Boil chow mein noodles according to package directions (likely 6-10 minutes) till al dente. Save a bowl full of your boiling water before you strain the noodles and blanch* the bean sprouts in the water for 3 minutes.

Preheat oven to 400 degrees. Drain noodles, lay them evenly on a cookie sheet, and coat with a few tbsp of vegetable oil so the noodles don't stick. Bake noodles for 12-20 minutes until they begin to get brown and a little crispy, but not burnt. Toss as needed so they're evenly browned. Set aside once done.

Dice celery, green bell pepper, and onion into bite-sized pieces. Sauté in a pan with veg oil for 5-7 minutes until veggies are cooked but still have a crunch. Right before you turn the burner off, season the veggies with a hit of soy sauce (a few tablespoons). Set them aside.

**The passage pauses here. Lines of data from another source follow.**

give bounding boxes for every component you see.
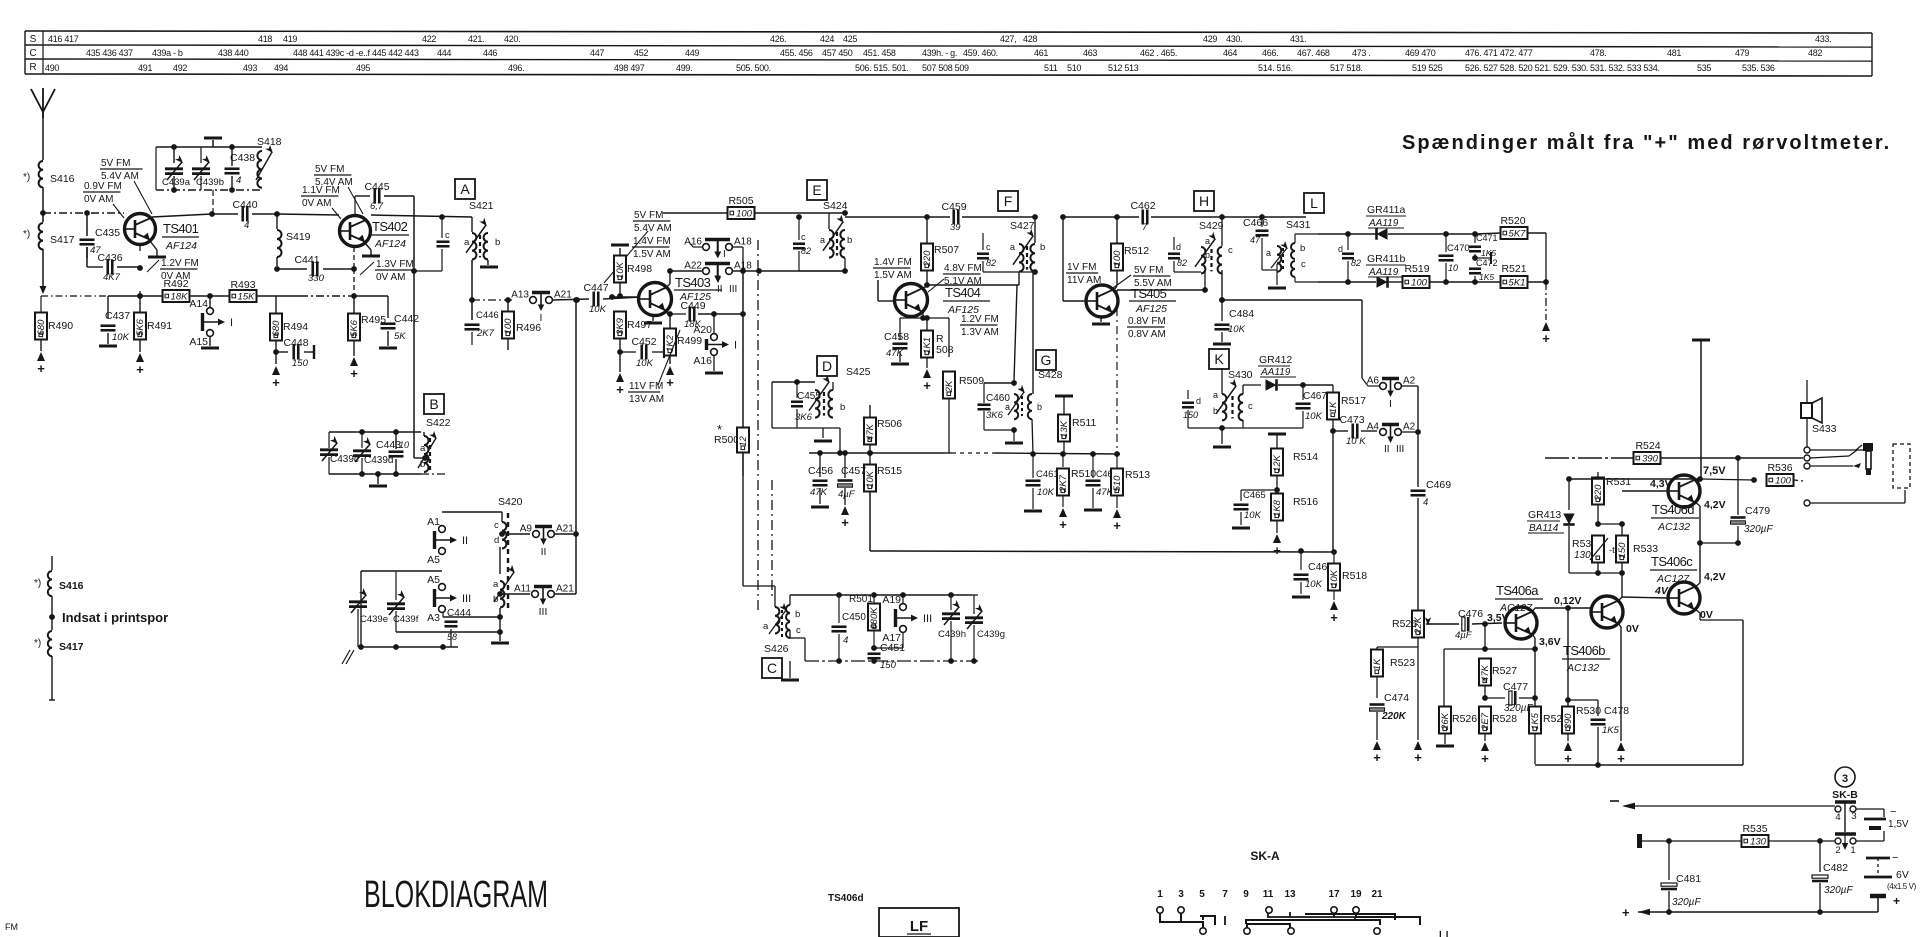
ground below C474 xyxy=(1373,741,1381,750)
svg-text:A6: A6 xyxy=(1367,376,1380,387)
svg-text:0V: 0V xyxy=(1700,609,1713,621)
wire S425 secondary to TS404 path xyxy=(832,382,834,390)
svg-text:R505: R505 xyxy=(728,195,753,207)
svg-text:C439h: C439h xyxy=(938,629,966,640)
capacitor C481 electrolytic xyxy=(1668,841,1670,880)
C460 loop bottom xyxy=(984,429,1014,431)
svg-text:AA119: AA119 xyxy=(1368,218,1399,229)
jack contact mid xyxy=(1804,455,1810,461)
wire F to TS405 base xyxy=(1062,217,1064,301)
node R495 top xyxy=(351,293,357,299)
box C xyxy=(762,658,782,678)
resistor R516 xyxy=(1271,494,1283,521)
svg-text:TS402: TS402 xyxy=(372,219,408,234)
capacitor C444 xyxy=(442,612,444,617)
svg-text:517 518.: 517 518. xyxy=(1330,63,1363,73)
capacitor C482 electrolytic xyxy=(1819,841,1821,872)
svg-text:R506: R506 xyxy=(877,418,902,430)
resistor R526 xyxy=(1439,707,1451,734)
svg-text:A21: A21 xyxy=(556,524,574,535)
ground below TS406b emitter xyxy=(1617,742,1625,751)
svg-text:C472: C472 xyxy=(1476,258,1498,268)
svg-text:496.: 496. xyxy=(508,63,524,73)
svg-text:a: a xyxy=(763,621,769,632)
resistor R507 xyxy=(926,217,928,243)
svg-text:c: c xyxy=(796,625,801,636)
node C449 out xyxy=(711,311,717,317)
svg-text:1: 1 xyxy=(1157,889,1163,900)
node TS403 emitter branch xyxy=(664,312,670,314)
svg-text:429: 429 xyxy=(1203,34,1217,44)
svg-text:A21: A21 xyxy=(556,584,574,595)
resistor R521 xyxy=(1501,276,1528,288)
transistor TS403 xyxy=(639,283,672,316)
box K xyxy=(1209,349,1229,369)
power rail top bar xyxy=(1692,339,1710,342)
svg-text:S425: S425 xyxy=(846,366,871,378)
capacitor C469 xyxy=(1417,432,1419,487)
switch SK-B bar upper xyxy=(1835,800,1856,803)
svg-text:C484: C484 xyxy=(1229,308,1254,320)
svg-text:2K7: 2K7 xyxy=(476,328,495,339)
svg-text:4K7: 4K7 xyxy=(103,272,121,283)
transformer S431 xyxy=(1277,246,1281,272)
resistor R509 xyxy=(948,318,950,357)
transformer S429 xyxy=(1201,247,1205,273)
svg-text:C457: C457 xyxy=(841,465,866,477)
svg-text:a: a xyxy=(820,235,825,245)
svg-text:c: c xyxy=(1228,245,1233,256)
svg-text:3,6V: 3,6V xyxy=(1539,636,1561,648)
svg-text:47K: 47K xyxy=(886,348,904,359)
svg-text:2E7: 2E7 xyxy=(1480,712,1491,731)
svg-text:b: b xyxy=(1037,402,1042,412)
svg-text:A13: A13 xyxy=(511,290,529,301)
svg-text:4µF: 4µF xyxy=(838,489,856,500)
box G xyxy=(1036,350,1056,370)
svg-text:C449: C449 xyxy=(680,300,705,312)
resistor R528 xyxy=(1479,707,1491,734)
svg-text:+: + xyxy=(1273,543,1281,558)
svg-text:100: 100 xyxy=(503,318,514,335)
svg-text:A22: A22 xyxy=(684,261,702,272)
svg-text:5: 5 xyxy=(1199,889,1205,900)
svg-text:0.8V AM: 0.8V AM xyxy=(1128,329,1166,340)
coil S416 sidebar xyxy=(51,556,53,570)
wire F rail to TS404 xyxy=(877,240,879,301)
svg-text:47K: 47K xyxy=(1480,664,1491,682)
wire R490 to bias line xyxy=(41,295,108,297)
wire A1 to S420 c xyxy=(442,511,502,513)
box B xyxy=(424,394,444,414)
svg-text:b: b xyxy=(847,235,852,246)
transistor TS406c xyxy=(1668,582,1700,614)
variable capacitor C439e xyxy=(357,571,359,598)
svg-text:220: 220 xyxy=(1593,484,1604,502)
capacitor C460 xyxy=(983,383,985,403)
svg-text:507 508 509: 507 508 509 xyxy=(922,63,969,73)
svg-text:448 441 439c -d -e..f 445 442: 448 441 439c -d -e..f 445 442 443 xyxy=(293,48,419,58)
box D xyxy=(817,356,837,376)
svg-text:+: + xyxy=(923,378,931,393)
wire S421 to A13 switch xyxy=(472,299,515,301)
svg-text:4: 4 xyxy=(1423,497,1428,508)
svg-text:R518: R518 xyxy=(1342,570,1367,582)
capacitor C443 xyxy=(395,432,397,449)
switch A6 A2 xyxy=(1380,383,1387,390)
svg-text:AA119: AA119 xyxy=(1260,367,1291,378)
svg-text:C478: C478 xyxy=(1604,705,1629,717)
svg-text:c: c xyxy=(986,242,991,252)
capacitor C464 d xyxy=(1173,237,1175,250)
transistor TS406a xyxy=(1505,607,1537,639)
svg-text:A18: A18 xyxy=(734,237,752,248)
svg-text:479: 479 xyxy=(1735,48,1749,58)
wire H transformer stub xyxy=(1200,217,1202,246)
svg-text:+: + xyxy=(1330,610,1338,625)
svg-text:c: c xyxy=(1301,259,1306,270)
S431 wiring xyxy=(1261,256,1263,270)
resistor R536 xyxy=(1700,479,1712,480)
svg-text:+: + xyxy=(272,375,280,390)
resistor R513 xyxy=(1111,469,1123,496)
capacitor C465 xyxy=(1241,489,1277,491)
svg-text:15K: 15K xyxy=(238,291,256,302)
wire S418 group to TS401 collector xyxy=(212,190,214,214)
svg-text:I: I xyxy=(1389,398,1392,410)
wire TS404 base from C459 xyxy=(877,240,879,280)
capacitor C452 xyxy=(620,351,636,353)
svg-text:82: 82 xyxy=(1177,258,1187,268)
node E bottom to divider xyxy=(733,270,845,272)
svg-text:11V FM: 11V FM xyxy=(629,381,663,392)
tuned circuit C460 top xyxy=(984,382,1014,384)
svg-text:S428: S428 xyxy=(1038,369,1063,381)
svg-text:R525: R525 xyxy=(1392,618,1417,630)
svg-text:10K: 10K xyxy=(1305,579,1323,590)
svg-text:a: a xyxy=(1266,248,1271,258)
capacitor C484 xyxy=(1221,300,1223,320)
svg-text:5V FM: 5V FM xyxy=(1134,265,1163,276)
wire S427 b down to S428 b xyxy=(1032,272,1034,394)
svg-text:C440: C440 xyxy=(232,199,257,211)
wire to C444 A3 column xyxy=(443,616,500,618)
svg-text:C481: C481 xyxy=(1676,873,1701,885)
svg-text:418: 418 xyxy=(258,34,272,44)
svg-text:a: a xyxy=(1213,390,1218,400)
wire D to R506 rail xyxy=(839,428,841,453)
ground below R497 xyxy=(619,352,621,372)
svg-text:GR412: GR412 xyxy=(1259,354,1292,366)
ground below R525 xyxy=(1414,741,1422,750)
S430 bottom xyxy=(1188,427,1243,429)
ground TS401 emitter xyxy=(150,241,157,250)
svg-text:+: + xyxy=(37,361,45,376)
svg-text:A5: A5 xyxy=(427,554,440,566)
svg-text:TS401: TS401 xyxy=(163,221,199,236)
wire rail up to bias line xyxy=(575,300,577,534)
svg-text:1K8: 1K8 xyxy=(1272,499,1283,517)
svg-text:12K: 12K xyxy=(1272,454,1283,472)
svg-text:512 513: 512 513 xyxy=(1108,63,1139,73)
svg-text:A: A xyxy=(460,181,470,197)
svg-text:10K: 10K xyxy=(1037,487,1055,498)
variable capacitor C439d xyxy=(361,432,363,448)
svg-text:TS406a: TS406a xyxy=(1496,583,1539,598)
wire R514 bus xyxy=(1332,431,1334,552)
capacitor C462 xyxy=(1141,210,1144,225)
svg-text:0.9V FM: 0.9V FM xyxy=(84,181,122,192)
wire C445 branch xyxy=(354,196,356,215)
svg-text:C436: C436 xyxy=(97,252,122,264)
resistor R499 xyxy=(669,314,671,329)
capacitor C458 xyxy=(899,318,901,340)
svg-text:R527: R527 xyxy=(1492,665,1517,677)
svg-text:S418: S418 xyxy=(257,136,282,148)
svg-text:+: + xyxy=(1481,751,1489,766)
svg-text:R507: R507 xyxy=(934,244,959,256)
S425 bottom xyxy=(772,427,840,429)
capacitor C463 xyxy=(1092,454,1094,478)
svg-text:1.5V AM: 1.5V AM xyxy=(874,270,912,281)
jack springs xyxy=(1810,449,1872,451)
node S420 tap to A9 xyxy=(499,531,505,537)
resistor R505 xyxy=(728,207,755,219)
svg-text:C461: C461 xyxy=(1036,469,1059,480)
wire F cap link xyxy=(982,233,984,237)
wire C435 to C436 xyxy=(86,247,88,267)
svg-text:490: 490 xyxy=(45,63,59,73)
svg-text:SK-B: SK-B xyxy=(1832,789,1858,801)
node C447 left xyxy=(574,297,580,303)
svg-text:AC127: AC127 xyxy=(1499,602,1533,614)
svg-text:449: 449 xyxy=(685,48,699,58)
svg-text:466.: 466. xyxy=(1262,48,1278,58)
wire S420c tap to A9 switch xyxy=(506,533,530,535)
svg-text:A2: A2 xyxy=(1403,422,1416,433)
svg-text:A2: A2 xyxy=(1403,376,1416,387)
svg-text:R535: R535 xyxy=(1742,823,1767,835)
svg-text:473 .: 473 . xyxy=(1352,48,1371,58)
svg-text:b: b xyxy=(1205,250,1210,260)
svg-text:526. 527 528. 520 521. 529. 53: 526. 527 528. 520 521. 529. 530. xyxy=(1465,63,1588,73)
resistor R531 xyxy=(1597,472,1599,477)
svg-text:10K: 10K xyxy=(1244,510,1262,521)
svg-text:d: d xyxy=(1176,242,1181,252)
svg-text:100: 100 xyxy=(736,208,753,219)
svg-text:*): *) xyxy=(34,578,41,589)
svg-text:463: 463 xyxy=(1083,48,1097,58)
transistor TS405 xyxy=(1086,285,1118,317)
switch A22 A18 xyxy=(703,268,710,275)
capacitor C440 xyxy=(212,213,238,215)
svg-text:7: 7 xyxy=(1142,222,1148,233)
ground S421 b winding xyxy=(487,260,489,265)
wire emitter bias row xyxy=(354,295,388,297)
switch A1 A5 xyxy=(439,526,446,533)
capacitor C478 xyxy=(1568,706,1598,708)
svg-text:a: a xyxy=(420,443,426,454)
svg-text:13V AM: 13V AM xyxy=(629,394,664,405)
wire R525 bottom xyxy=(1417,637,1419,647)
svg-text:C447: C447 xyxy=(583,282,608,294)
wire TS406d base xyxy=(1622,490,1668,492)
transistor TS404 xyxy=(895,284,928,317)
svg-text:422: 422 xyxy=(422,34,436,44)
volume line xyxy=(1303,428,1333,431)
ground below R521 xyxy=(1542,322,1550,331)
wire H out long rail xyxy=(1222,299,1362,301)
svg-text:AC127: AC127 xyxy=(1656,573,1690,585)
svg-text:82: 82 xyxy=(1351,258,1361,268)
svg-text:2K7: 2K7 xyxy=(1058,474,1069,493)
svg-text:508: 508 xyxy=(936,344,954,356)
capacitor C435 xyxy=(86,213,88,236)
svg-text:+: + xyxy=(1893,894,1900,908)
wire C437 column xyxy=(107,296,109,318)
wire H to L rail xyxy=(1222,216,1306,218)
svg-text:GR411b: GR411b xyxy=(1367,253,1405,265)
svg-text:S424: S424 xyxy=(823,200,848,212)
svg-text:S416: S416 xyxy=(59,580,84,592)
resistor R530 xyxy=(1567,608,1569,707)
svg-text:−: − xyxy=(1890,806,1896,818)
svg-text:b: b xyxy=(840,402,845,413)
svg-text:435 436 437: 435 436 437 xyxy=(86,48,133,58)
wire C447 to TS403 base xyxy=(612,296,638,298)
slash marks C439e xyxy=(342,650,350,664)
svg-text:a: a xyxy=(1010,242,1015,252)
svg-text:+: + xyxy=(1542,331,1550,346)
wire R531 top rail xyxy=(1569,478,1700,480)
resistor R533 xyxy=(1621,524,1623,536)
coil S420 a b xyxy=(500,581,504,607)
transformer S428 xyxy=(1014,394,1018,419)
wire antenna to TS401 base xyxy=(43,212,124,214)
wire rail F to C462 xyxy=(1063,216,1139,218)
svg-text:461: 461 xyxy=(1034,48,1048,58)
capacitor C456 xyxy=(819,453,821,477)
svg-text:320µF: 320µF xyxy=(1744,524,1773,535)
svg-text:11: 11 xyxy=(1263,889,1274,900)
svg-text:III: III xyxy=(462,593,471,605)
svg-text:4,2V: 4,2V xyxy=(1704,499,1726,511)
svg-text:47K: 47K xyxy=(865,423,876,441)
wire speaker to jack contacts xyxy=(1806,418,1808,447)
capacitor C468 xyxy=(1300,551,1302,570)
svg-text:A20: A20 xyxy=(693,324,712,336)
svg-text:1K1: 1K1 xyxy=(922,337,933,354)
speaker S433 xyxy=(1801,403,1812,418)
svg-text:C441: C441 xyxy=(294,254,319,266)
resistor R510 xyxy=(1062,454,1064,467)
capacitor C455 xyxy=(796,382,798,398)
svg-text:1.3V FM: 1.3V FM xyxy=(376,259,414,270)
svg-text:0V AM: 0V AM xyxy=(302,198,331,209)
svg-text:4V: 4V xyxy=(1654,585,1669,597)
svg-text:451. 458: 451. 458 xyxy=(863,48,896,58)
wire H rail corner to A6 xyxy=(1361,300,1363,378)
wire TS402 collector to S421 xyxy=(371,215,472,217)
svg-text:10K: 10K xyxy=(636,358,654,369)
jack contact top xyxy=(1804,447,1810,453)
svg-text:419: 419 xyxy=(283,34,297,44)
svg-text:5.5V AM: 5.5V AM xyxy=(1134,278,1172,289)
svg-text:c: c xyxy=(494,520,499,531)
svg-text:82: 82 xyxy=(801,246,811,256)
capacitor C448 xyxy=(276,351,288,353)
variable capacitor C439h xyxy=(950,595,952,610)
svg-text:A4: A4 xyxy=(1367,422,1380,433)
svg-text:*): *) xyxy=(23,172,30,183)
variable capacitor C439f xyxy=(395,571,397,600)
svg-text:10: 10 xyxy=(399,440,409,450)
wire TS406b emitter xyxy=(1618,623,1621,627)
svg-text:0V AM: 0V AM xyxy=(84,194,113,205)
svg-text:d: d xyxy=(1196,396,1201,406)
svg-text:II: II xyxy=(462,535,468,547)
ground below R513 xyxy=(1113,509,1121,518)
svg-text:492: 492 xyxy=(173,63,187,73)
svg-text:a: a xyxy=(493,579,499,590)
variable capacitor C439g xyxy=(973,595,975,614)
ground below R510 xyxy=(1059,508,1067,517)
svg-text:R496: R496 xyxy=(516,322,541,334)
svg-text:455. 456: 455. 456 xyxy=(780,48,813,58)
svg-text:Spændinger målt fra "+" med rø: Spændinger målt fra "+" med rørvoltmeter… xyxy=(1402,131,1891,154)
ground below R490 xyxy=(37,352,45,361)
coil S417 sidebar xyxy=(48,631,52,656)
variable capacitor C439a xyxy=(173,147,175,163)
wire TS401 emitter column xyxy=(139,245,141,296)
transistor TS406d xyxy=(1668,475,1700,507)
svg-text:476. 471 472. 477: 476. 471 472. 477 xyxy=(1465,48,1533,58)
svg-text:III: III xyxy=(923,613,932,625)
svg-text:320µF: 320µF xyxy=(1824,885,1853,896)
svg-text:1K5: 1K5 xyxy=(1479,272,1494,282)
svg-text:d: d xyxy=(494,535,499,546)
svg-text:420.: 420. xyxy=(504,34,520,44)
wire TS406c collector to output xyxy=(1695,583,1700,587)
svg-text:A14: A14 xyxy=(189,298,208,310)
dash-dot divider S424 to S426 xyxy=(771,480,773,598)
oscillator rail xyxy=(839,594,972,596)
svg-text:426.: 426. xyxy=(770,34,786,44)
svg-text:220K: 220K xyxy=(1381,711,1407,722)
svg-text:10K: 10K xyxy=(1228,324,1246,335)
svg-text:A19: A19 xyxy=(882,594,901,606)
svg-text:130: 130 xyxy=(1574,550,1591,561)
svg-text:C458: C458 xyxy=(884,331,909,343)
speaker feed rail xyxy=(1545,457,1634,459)
svg-text:R526: R526 xyxy=(1452,713,1477,725)
battery cell 1.5V xyxy=(1852,812,1854,817)
svg-text:TS406b: TS406b xyxy=(1563,643,1605,658)
capacitor C450 xyxy=(838,595,840,623)
svg-text:R521: R521 xyxy=(1501,263,1526,275)
wire to ground arrow xyxy=(1545,282,1547,320)
S426 wiring xyxy=(774,600,776,607)
svg-text:LF: LF xyxy=(910,918,928,935)
transformer S425 xyxy=(772,381,815,383)
svg-text:1K: 1K xyxy=(1328,401,1339,413)
svg-text:1,5V: 1,5V xyxy=(1888,819,1909,830)
svg-text:R494: R494 xyxy=(283,321,308,333)
wire base TS406b xyxy=(1568,607,1591,609)
svg-text:680: 680 xyxy=(271,320,282,337)
svg-text:C446: C446 xyxy=(476,310,499,321)
svg-text:S419: S419 xyxy=(286,231,311,243)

Making the sweet egg is fairly simple, but the key is having you pan on medium-low, plenty of oil in the pan, and having your rubber spatula handy. Begin heating your (ideally) non-stick pan with a tsp of oil and swirl your oil around to coat the bottom. Then whisk your eggs with sugar and a splash of soy till combined. Pour just enough egg mixture in the pan to barely cover the bottom and swirl it around (like an omelette!) As the egg cooks, lift the end of the pan that's towards you and flip it over itself, waiting 10 seconds or so between flips, till you flip the egg across the pan creating one long log. Repeat with remaining batter, and be sure to add more oil to the pan so your egg doesn't stick! Slice egg logs as seen in photos.

Assemble your chow mein in a deep dish with noodles on bottom, sautéed veggies, then top with your sweet egg.

When serving, be sure to spoon out a layer like you would lasagna to get each ingredient, and season with a splash of soy sauce to season once more. Eat to your heart's content!!

*Blanching is simply when you want to submerge a veg in water for a short period to take the rawness away, but keep it nice and crisp. Once blanched, drain water and set bean sprouts aside.